II – Neste procedimento cautelar de arrolamento a lei não prevê expressamente se essa providência cautelar deve ser decretada sem a audiência prévia do requerido.
III – Deve, por conseguinte, o juiz, através de despacho fundamentado, decidir dispensar ou não essa audiência prévia, consoante entenda que a mesma é ou não suscetível de comprometer a urgência ou o efeito útil da providência.
IV – O que está subjacente ao arrolamento é sempre o risco de extravio, ocultação ou dissipação de bens ou documentos e a necessidade de prevenção desse risco no sentido de assegurar a manutenção e conservação desses bens (ou documentos) de modo a garantir a efetividade do direito (ou interesse) a que o Requerente se arroga e que lhe venha a ser reconhecido na ação da qual o arrolamento é dependência.
V – Sendo que o objetivo do arrolamento não se reconduz – ou não se reconduz apenas – à identificação dos bens sobre os quais incide o direito da Requerente (no caso, os bens futuramente a partilhar), visando essencialmente assegurar a permanência e conservação desses bens até à realização da partilha e prevenir o risco de extravio, ocultação ou dissipação desses bens com vista a assegurar que a Requerente do arrolamento possa tomar posse efetiva dos bens que lhe venham a caber nessa partilha.
VI – À luz das regras gerais da experiência, e pelas particularidades do caso concreto (tal como apresentado e delineado), existe um risco sério e real de extravio, ocultação ou dissipação dos montantes monetários em causa enquanto a descrição, avaliação e depósito respetivo não estiver efetivamente operada, e particularmente no que a este último diz respeito, se encontre salvaguardado que não mais tenha lugar a sua livre movimentação pelo Requerido.
VII – O que tudo permite legitimamente concluir no sentido de que, enquanto preliminar do divórcio, a citação do Requerido, antes do decretamento da providência cautelar de arrolamento, conduz ao justo receio de extravio, ocultação ou dissipação de dinheiros existentes em contas bancárias do ainda casal, por parte do mesmo.

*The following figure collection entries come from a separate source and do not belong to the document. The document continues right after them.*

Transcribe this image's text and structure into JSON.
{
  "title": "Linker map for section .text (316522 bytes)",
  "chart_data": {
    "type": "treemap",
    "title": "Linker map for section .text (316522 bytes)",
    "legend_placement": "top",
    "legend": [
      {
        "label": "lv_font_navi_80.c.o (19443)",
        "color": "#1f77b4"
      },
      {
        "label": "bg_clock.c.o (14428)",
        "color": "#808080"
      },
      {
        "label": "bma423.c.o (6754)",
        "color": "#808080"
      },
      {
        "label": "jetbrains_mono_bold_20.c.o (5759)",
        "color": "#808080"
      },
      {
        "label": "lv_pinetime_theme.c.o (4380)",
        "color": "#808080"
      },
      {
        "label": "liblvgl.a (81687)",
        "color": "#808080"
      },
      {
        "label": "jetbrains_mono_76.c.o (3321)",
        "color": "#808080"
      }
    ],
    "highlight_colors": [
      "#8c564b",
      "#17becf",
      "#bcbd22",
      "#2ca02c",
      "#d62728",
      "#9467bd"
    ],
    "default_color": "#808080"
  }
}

2. Na fundamentação do acórdão afirma-se o seguinte:
"Consabidamente, como preliminar ou incidente da ação de separação judicial de pessoas e bens, divórcio, declaração de nulidade ou anulação de casamento, qualquer dos cônjuges pode requerer o arrolamento de bens comuns, ou de bens próprios que estejam sob administração do outro (nº 1 do art. 409 do n.C.P.Civil).
Ora, na medida em que relativamente ao procedimento cautelar de arrolamento, o Código de Processo Civil, ao invés do que sucede com o arresto (cf. art. 393º, nº 1 do n.C.P.Civil) e com a restituição provisória de posse (cf. art. 378º do mesmo normativo), nada dispõe quanto à dispensa de audiência prévia do requerido, aplica-se o regime geral do art. 366º, nº 1, devendo, consequentemente, o juiz, através de despacho fundamentado, decidir dispensar ou não essa audiência prévia, consoante entenda que a mesma é ou não suscetível de comprometer a urgência ou o efeito útil da providência.
Mas quais devem ser os critérios para esse efeito?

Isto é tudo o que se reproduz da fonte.